Henry felt deeply ashamed of wishing that he could shove the camp-bed up Mrs Wedderburn’s backside. What sort of person am I, he thought.

Henry helped Kate and Jack choose presents for Benedict and Camilla, and Diana helped Benedict and Camilla choose presents for Kate and Jack. All the children had stockings, filled with things of such careful originality that it didn’t strike even Benedict how cheap they were. Christmas dinner was good, and the children played Monopoly, which goes on a long time, which was a good thing. Benedict won, which was fortunate, as he was the one to whom it was most important to win.
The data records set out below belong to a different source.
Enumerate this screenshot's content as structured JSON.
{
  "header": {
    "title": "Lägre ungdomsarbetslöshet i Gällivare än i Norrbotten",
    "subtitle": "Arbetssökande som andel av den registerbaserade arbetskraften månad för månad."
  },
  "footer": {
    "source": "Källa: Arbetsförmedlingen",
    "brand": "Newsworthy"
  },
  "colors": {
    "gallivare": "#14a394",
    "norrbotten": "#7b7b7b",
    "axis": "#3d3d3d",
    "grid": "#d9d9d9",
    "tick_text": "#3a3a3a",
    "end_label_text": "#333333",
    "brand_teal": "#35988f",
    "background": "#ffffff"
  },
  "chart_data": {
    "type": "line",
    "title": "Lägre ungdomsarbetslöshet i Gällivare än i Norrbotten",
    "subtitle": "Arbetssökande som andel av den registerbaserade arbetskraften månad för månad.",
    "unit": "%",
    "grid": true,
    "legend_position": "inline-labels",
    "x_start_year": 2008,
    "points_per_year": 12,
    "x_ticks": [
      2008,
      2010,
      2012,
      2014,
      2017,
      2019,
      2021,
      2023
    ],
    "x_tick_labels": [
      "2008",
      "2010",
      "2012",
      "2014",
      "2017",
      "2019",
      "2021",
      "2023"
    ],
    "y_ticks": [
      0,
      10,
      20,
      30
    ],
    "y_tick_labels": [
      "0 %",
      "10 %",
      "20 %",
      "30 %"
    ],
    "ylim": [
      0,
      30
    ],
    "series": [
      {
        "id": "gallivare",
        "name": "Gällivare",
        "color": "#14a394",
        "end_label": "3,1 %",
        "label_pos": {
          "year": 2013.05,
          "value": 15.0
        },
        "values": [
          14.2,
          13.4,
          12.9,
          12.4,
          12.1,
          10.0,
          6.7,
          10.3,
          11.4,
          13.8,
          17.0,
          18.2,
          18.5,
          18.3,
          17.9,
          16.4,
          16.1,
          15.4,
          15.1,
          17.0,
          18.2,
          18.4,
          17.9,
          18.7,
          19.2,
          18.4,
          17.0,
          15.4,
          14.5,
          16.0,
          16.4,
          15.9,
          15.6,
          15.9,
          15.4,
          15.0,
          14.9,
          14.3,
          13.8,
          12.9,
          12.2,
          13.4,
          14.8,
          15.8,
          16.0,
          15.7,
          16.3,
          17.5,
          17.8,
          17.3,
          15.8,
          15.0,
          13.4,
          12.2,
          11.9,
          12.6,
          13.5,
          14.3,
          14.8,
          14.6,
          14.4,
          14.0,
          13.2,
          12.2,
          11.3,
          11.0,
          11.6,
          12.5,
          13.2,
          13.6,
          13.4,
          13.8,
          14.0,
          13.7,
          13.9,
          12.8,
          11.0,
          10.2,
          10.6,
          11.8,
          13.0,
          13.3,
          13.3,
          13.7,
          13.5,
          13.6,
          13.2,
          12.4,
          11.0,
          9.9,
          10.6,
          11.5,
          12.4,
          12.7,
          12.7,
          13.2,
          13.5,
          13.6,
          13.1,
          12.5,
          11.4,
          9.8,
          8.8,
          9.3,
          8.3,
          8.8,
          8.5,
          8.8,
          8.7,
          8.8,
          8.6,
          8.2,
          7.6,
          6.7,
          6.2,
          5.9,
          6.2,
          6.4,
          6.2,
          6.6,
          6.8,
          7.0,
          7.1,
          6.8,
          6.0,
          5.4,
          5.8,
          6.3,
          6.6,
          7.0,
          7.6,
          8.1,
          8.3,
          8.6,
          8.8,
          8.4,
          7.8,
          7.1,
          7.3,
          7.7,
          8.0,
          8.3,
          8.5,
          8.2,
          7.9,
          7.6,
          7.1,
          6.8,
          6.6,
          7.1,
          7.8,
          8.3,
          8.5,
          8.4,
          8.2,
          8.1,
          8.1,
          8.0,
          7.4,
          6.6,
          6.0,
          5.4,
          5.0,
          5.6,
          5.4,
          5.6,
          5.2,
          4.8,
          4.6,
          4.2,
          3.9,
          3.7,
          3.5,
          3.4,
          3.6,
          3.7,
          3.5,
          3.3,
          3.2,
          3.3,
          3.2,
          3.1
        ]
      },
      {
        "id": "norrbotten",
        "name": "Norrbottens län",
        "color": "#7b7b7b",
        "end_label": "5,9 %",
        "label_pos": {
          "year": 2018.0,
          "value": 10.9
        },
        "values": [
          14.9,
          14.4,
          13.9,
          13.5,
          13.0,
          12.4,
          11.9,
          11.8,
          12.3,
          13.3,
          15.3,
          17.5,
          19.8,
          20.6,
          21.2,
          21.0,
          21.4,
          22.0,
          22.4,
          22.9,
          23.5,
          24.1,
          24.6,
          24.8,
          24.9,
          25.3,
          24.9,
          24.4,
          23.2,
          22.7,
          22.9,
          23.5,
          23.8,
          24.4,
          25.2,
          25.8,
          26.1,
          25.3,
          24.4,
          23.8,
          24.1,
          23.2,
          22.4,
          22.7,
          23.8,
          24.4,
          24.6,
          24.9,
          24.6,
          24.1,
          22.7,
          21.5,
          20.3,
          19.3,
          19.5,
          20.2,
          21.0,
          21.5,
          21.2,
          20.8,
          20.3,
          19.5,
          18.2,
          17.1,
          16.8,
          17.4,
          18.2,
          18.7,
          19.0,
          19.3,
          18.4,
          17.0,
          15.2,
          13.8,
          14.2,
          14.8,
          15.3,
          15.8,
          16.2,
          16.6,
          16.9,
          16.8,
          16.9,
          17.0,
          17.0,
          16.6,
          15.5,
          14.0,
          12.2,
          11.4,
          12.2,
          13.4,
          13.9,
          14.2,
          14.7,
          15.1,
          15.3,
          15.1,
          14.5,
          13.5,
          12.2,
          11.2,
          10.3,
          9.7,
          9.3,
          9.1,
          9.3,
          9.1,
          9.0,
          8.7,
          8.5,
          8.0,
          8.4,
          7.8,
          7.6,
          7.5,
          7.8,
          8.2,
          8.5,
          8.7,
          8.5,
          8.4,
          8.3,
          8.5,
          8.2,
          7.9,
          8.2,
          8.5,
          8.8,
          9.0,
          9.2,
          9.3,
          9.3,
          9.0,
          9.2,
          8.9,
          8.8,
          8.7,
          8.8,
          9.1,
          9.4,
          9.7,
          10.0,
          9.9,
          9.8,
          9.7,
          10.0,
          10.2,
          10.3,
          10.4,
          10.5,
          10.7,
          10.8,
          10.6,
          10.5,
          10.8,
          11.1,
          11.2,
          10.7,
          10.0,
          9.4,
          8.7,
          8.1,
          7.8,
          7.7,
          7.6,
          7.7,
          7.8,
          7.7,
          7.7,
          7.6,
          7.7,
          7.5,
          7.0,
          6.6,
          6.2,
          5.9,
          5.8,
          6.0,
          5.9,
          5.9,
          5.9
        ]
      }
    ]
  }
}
Major incidents and tears were miraculously avoided, and in the evening they watched
Christmas Night With the Stars
, which went on a long time, which was a good thing, and included Petula Clark, which set Henry wondering what sort of Christmas Count Your Blessings was having. Then they had cold ham and turkey, and then they watched
Some Like It Hot
, which went on a long time, which was a good thing.

The newsroom of the
Thurmarsh Chronicle
and
Argus
throbbed with painful memories. The reporters attacking their typewriters with feverish urgency, the shirt-sleeved sub-editors searching for snappy headlines round the subs’ table, the news editor isolated like the conductor of an orchestra at his paper-strewn desk between the
reporters
and the subs. The long rows of windows were as streaked with grime as ever, save for one. A window-cleaner on a cradle was just about to attack a second window. Henry couldn’t imagine what the room would look like without its grimy windows.

An impossibly young reporter was seated at his old desk. It wasn’t only policemen who were looking younger, now that Henry was thirty-three.

He made a drinking mime to Ted and Colin as he passed through, and they nodded enthusiastically.

He entered Interview Room B. Helen was wearing a short skirt and had her legs crossed. The blood had drained from her right knee.

‘Sorry I’m a bit late,’ he said. ‘Anthracnose at Maltby.’

‘What?’

‘I have a new job. I thought it might interest you.’

‘Aren’t you going to kiss me?’

‘Oh … er … here?’

‘Nobody’s watching except the pigeons.’

Henry tried to give Helen a polite kiss on the cheek. She reached for his mouth and plonked a great kiss on it, lips working hungrily. She’d been eating butterscotch.

A row of pigeons, puffed up against the approaching night, watched from a slate roof sprinkled with snow and showed no curiosity whatsoever.

‘That’s better,’ said Helen. ‘I wondered if you’d gone off me.’

‘I’m a happily married man,’ said Henry.

‘I know. I’ve met your wife.’

‘You were pretty sniffy that night.’

‘Was I? Maybe I was disappointed that you hadn’t turned to me after your marriage broke up. You know I’m not happy with Ted.’

‘What? I did turn to you, and you said you weren’t suddenly going to be available when I was on my own. “A girl has her pride,” you said.’

‘Well, exactly. I wanted to be wooed, and chased. You could have pursued me.’

‘I like Ted.’

‘Ted would have been thrilled if I’d gone off with you. He’d have married Ginny, which he should have done all along, and everyone would have lived happily ever after. Too late now.’